- Born: Martha Ann Evans 1939 (age 86–87) Aurora, Illinois
- Education: Stanford University Massachusetts Institute of Technology
- Known for: President of the Institute of Electrical and Electronics Engineers, 1993
- Awards: Frederick Emmons Terman Award (1979); IEEE Centennial Medal (1984); IEEE Richard E. Merwin Distinguished Service Award (1990); IEEE Fellow (1991); ACM Fellow (1994);
- Scientific career
- Workplaces: Lockheed Missiles and Space Company Frankfurt International School Michigan Technological University

= Martha E. Sloan =

American electrical engineer (born 1939)

Martha Ann Evans Sloan (born 1939) is an American electrical engineer. She taught engineering for many years at Michigan Technological University, and became the first female president of the IEEE. Her service to the profession has been honored by several society fellowships and awards.

==Education and teaching career==
Martha Ann Evans was born in Aurora, Illinois in 1939, the daughter of an obstetrician. She first learned about circuit design between her junior and senior years at high school, at a summer institute run by Northwestern University. Attracted to the San Francisco Bay Area because a friend had moved there, she went to Stanford University intending to major in physics, but instead ended up studying electrical engineering. At this time she was involved with radio, through Stanford's student station KZSU, and as a junior in 1959–1960 she was the secretary of the Stanford student chapter of the Institute of Radio Engineers, one of the predecessor organizations of the IEEE. She graduated in 1961, Phi Beta Kappa and with great distinction, as the only woman among approximately 600 engineering graduates. Later she earned a master's degree in electrical engineering from Stanford.

In the 1960s she worked at the Palo Alto Research Laboratory of the Lockheed Missiles and Space Company. She began a Ph.D. program at the Massachusetts Institute of Technology but, feeling isolated there and pregnant with her first child, she did not complete the program.
Instead, she followed her husband to Germany, where she taught for two years at the Frankfurt International School.
In 1969, she took a teaching position in electrical engineering at Michigan Technological University, becoming the first female faculty member in the department. Needing a doctorate for her new job, she returned to Stanford and completed a Ph.D. in education in 1973, with a thesis concerning the COSINE Committee, an NSF-funded project to include computer engineering as part of the electrical engineering curriculum. She retired from Michigan Tech in 2013, becoming a professor emerita, after 43 years of service there.
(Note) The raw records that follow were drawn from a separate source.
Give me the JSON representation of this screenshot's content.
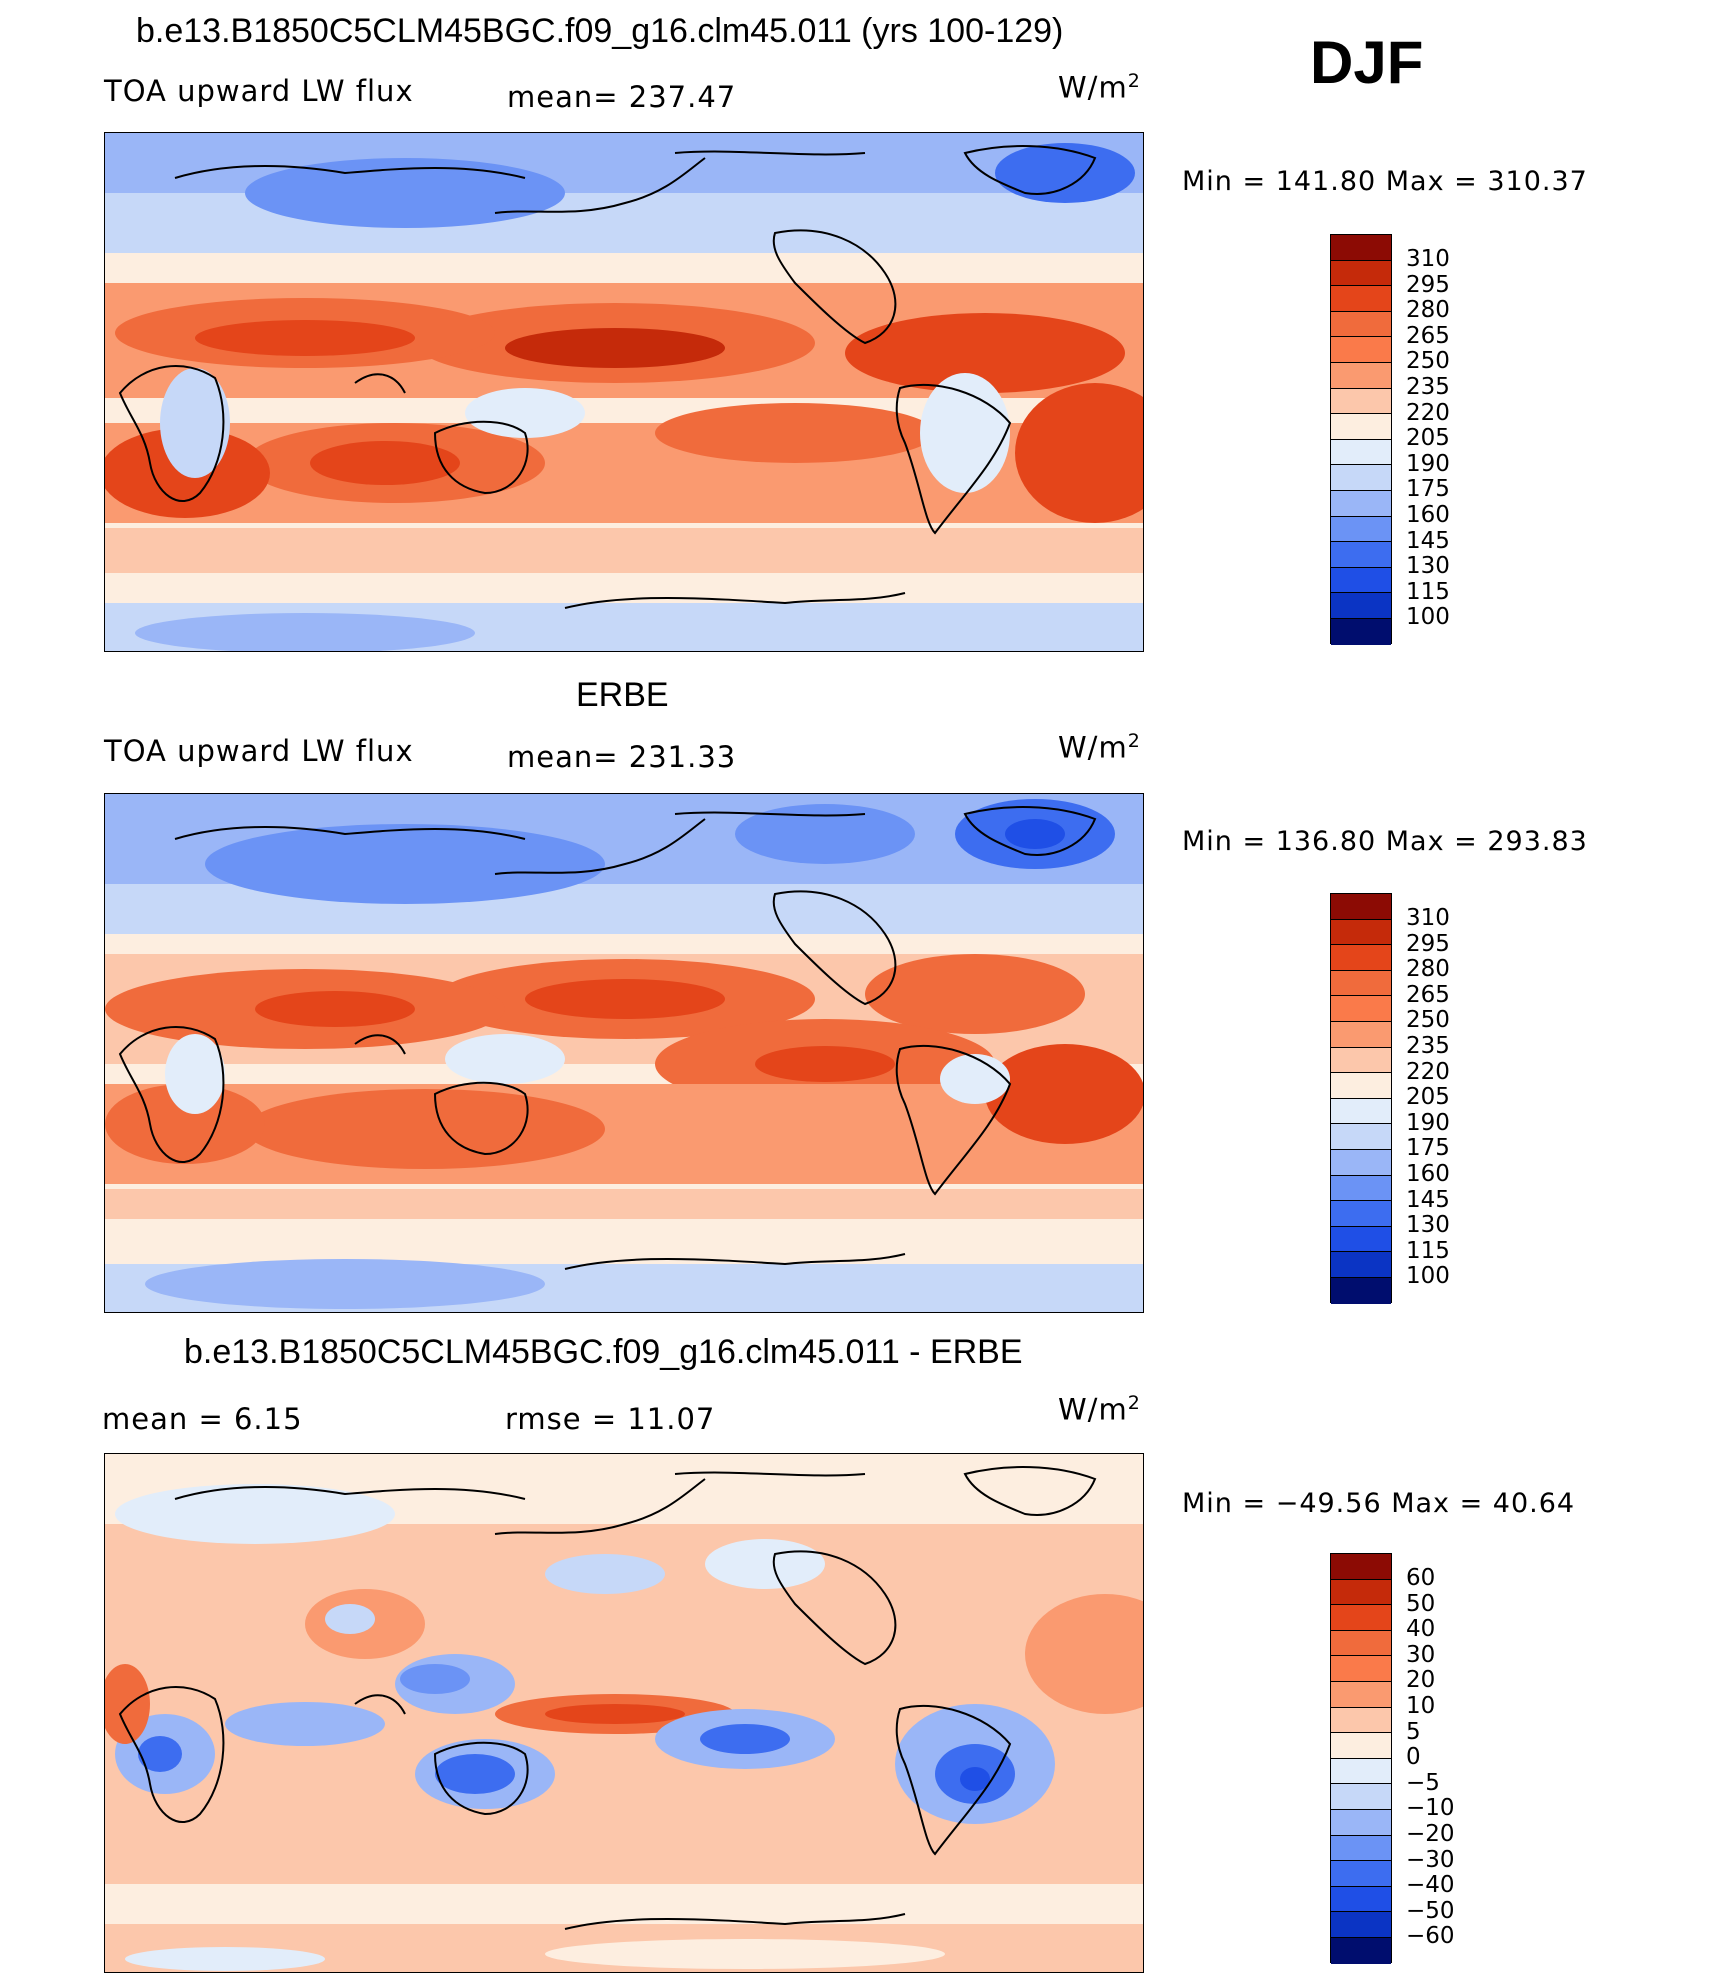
{
  "season": "DJF",
  "colors": {
    "levels16": [
      "#000d6e",
      "#00229e",
      "#0b34c4",
      "#1f4fe6",
      "#3d6df0",
      "#6b93f5",
      "#9ab6f7",
      "#c6d8f8",
      "#e2edfa",
      "#fdeee0",
      "#fcc7ab",
      "#fa9a70",
      "#f06b3c",
      "#e4451a",
      "#c52a0a",
      "#8c0b04"
    ],
    "coast": "#000000"
  },
  "panels": [
    {
      "title": "b.e13.B1850C5CLM45BGC.f09_g16.clm45.011 (yrs 100-129)",
      "left_label": "TOA upward LW flux",
      "center_label": "mean=  237.47",
      "unit": "W/m",
      "unit_sup": "2",
      "minmax": "Min  =  141.80  Max  =  310.37",
      "colorbar_labels": [
        "310",
        "295",
        "280",
        "265",
        "250",
        "235",
        "220",
        "205",
        "190",
        "175",
        "160",
        "145",
        "130",
        "115",
        "100"
      ]
    },
    {
      "title": "ERBE",
      "left_label": "TOA upward LW flux",
      "center_label": "mean=  231.33",
      "unit": "W/m",
      "unit_sup": "2",
      "minmax": "Min  =  136.80  Max  =  293.83",
      "colorbar_labels": [
        "310",
        "295",
        "280",
        "265",
        "250",
        "235",
        "220",
        "205",
        "190",
        "175",
        "160",
        "145",
        "130",
        "115",
        "100"
      ]
    },
    {
      "title": "b.e13.B1850C5CLM45BGC.f09_g16.clm45.011 - ERBE",
      "left_label": "mean  =      6.15",
      "center_label": "rmse  =     11.07",
      "unit": "W/m",
      "unit_sup": "2",
      "minmax": "Min  =  −49.56  Max  =     40.64",
      "colorbar_labels": [
        "60",
        "50",
        "40",
        "30",
        "20",
        "10",
        "5",
        "0",
        "−5",
        "−10",
        "−20",
        "−30",
        "−40",
        "−50",
        "−60"
      ]
    }
  ]
}
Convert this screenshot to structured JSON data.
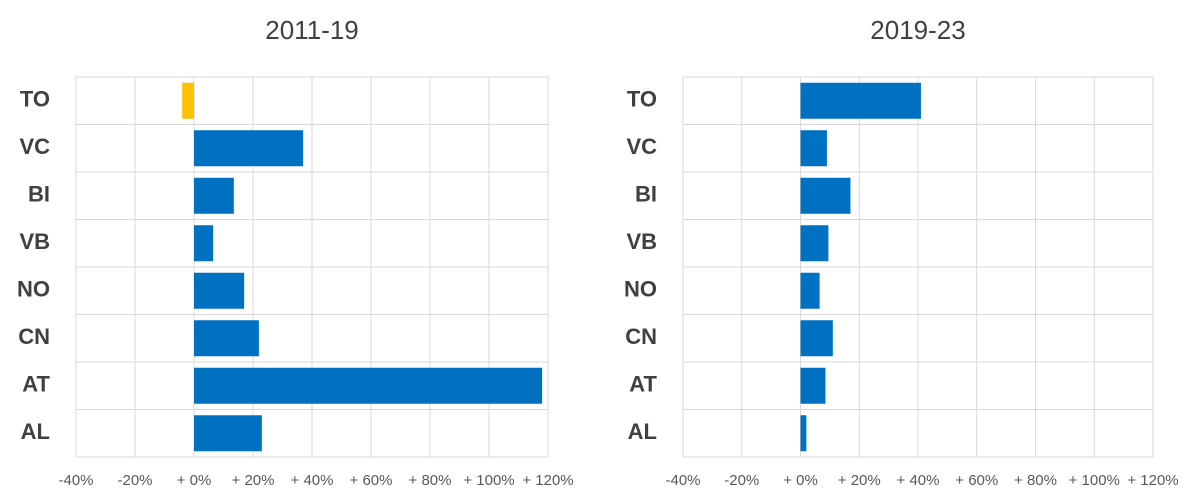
{
  "chart_data": [
    {
      "type": "bar",
      "orientation": "horizontal",
      "title": "2011-19",
      "categories": [
        "TO",
        "VC",
        "BI",
        "VB",
        "NO",
        "CN",
        "AT",
        "AL"
      ],
      "values": [
        -4,
        37,
        13.5,
        6.5,
        17,
        22,
        118,
        23
      ],
      "colors": [
        "#ffc000",
        "#0070c0",
        "#0070c0",
        "#0070c0",
        "#0070c0",
        "#0070c0",
        "#0070c0",
        "#0070c0"
      ],
      "xlim": [
        -40,
        120
      ],
      "xticks": [
        {
          "value": -40,
          "label": "-40%"
        },
        {
          "value": -20,
          "label": "-20%"
        },
        {
          "value": 0,
          "label": "+ 0%"
        },
        {
          "value": 20,
          "label": "+ 20%"
        },
        {
          "value": 40,
          "label": "+ 40%"
        },
        {
          "value": 60,
          "label": "+ 60%"
        },
        {
          "value": 80,
          "label": "+ 80%"
        },
        {
          "value": 100,
          "label": "+ 100%"
        },
        {
          "value": 120,
          "label": "+ 120%"
        }
      ],
      "grid": true
    },
    {
      "type": "bar",
      "orientation": "horizontal",
      "title": "2019-23",
      "categories": [
        "TO",
        "VC",
        "BI",
        "VB",
        "NO",
        "CN",
        "AT",
        "AL"
      ],
      "values": [
        41,
        9,
        17,
        9.5,
        6.5,
        11,
        8.5,
        2
      ],
      "colors": [
        "#0070c0",
        "#0070c0",
        "#0070c0",
        "#0070c0",
        "#0070c0",
        "#0070c0",
        "#0070c0",
        "#0070c0"
      ],
      "xlim": [
        -40,
        120
      ],
      "xticks": [
        {
          "value": -40,
          "label": "-40%"
        },
        {
          "value": -20,
          "label": "-20%"
        },
        {
          "value": 0,
          "label": "+ 0%"
        },
        {
          "value": 20,
          "label": "+ 20%"
        },
        {
          "value": 40,
          "label": "+ 40%"
        },
        {
          "value": 60,
          "label": "+ 60%"
        },
        {
          "value": 80,
          "label": "+ 80%"
        },
        {
          "value": 100,
          "label": "+ 100%"
        },
        {
          "value": 120,
          "label": "+ 120%"
        }
      ],
      "grid": true
    }
  ]
}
==Professional societies==
In the late 1970s, Merlin Smith, the president of the IEEE Computer Society, appointed Sloan to the Board of Governors of the Computer Society, the first woman on the board, and soon afterwards appointed her as treasurer of the society, not long before those positions changed from being appointed to being elected. After continuing in several other elected roles in the society, but (in her view) being passed over as a presidential candidate, she ran as a write-in candidate for president of the society, and won the election for the 1984–1985 term. In 1993, again running as a write-in candidate, she was elected as the first female president of the whole IEEE. She was also the only person to become president of the IEEE after leading the Computer Society. In 1998 she chaired the American Association of Engineering Societies.

==Awards and honors==
Sloan became a fellow of the IEEE in 1991 "for contributions to engineering education, leadership in the development of computer engineering education as a discipline, and leadership in extending engineering education to women." Sloan's other honors include
the Frederick Emmons Terman Award of the American Society for Engineering Education in 1979,
the IEEE Centennial Medal in 1984,
the IEEE Richard E. Merwin Distinguished Service Award in 1990,
an honorary doctorate from Concordia University in 1993,
election as a fellow of the Association for Computing Machinery in 1994,
the Distinguished Engineering Educator Award of the Society of Women Engineers in 1994,
the Michigan Tech Distinguished Service Award in 2012,
and being named an honorary alumna of Michigan Tech in 2014.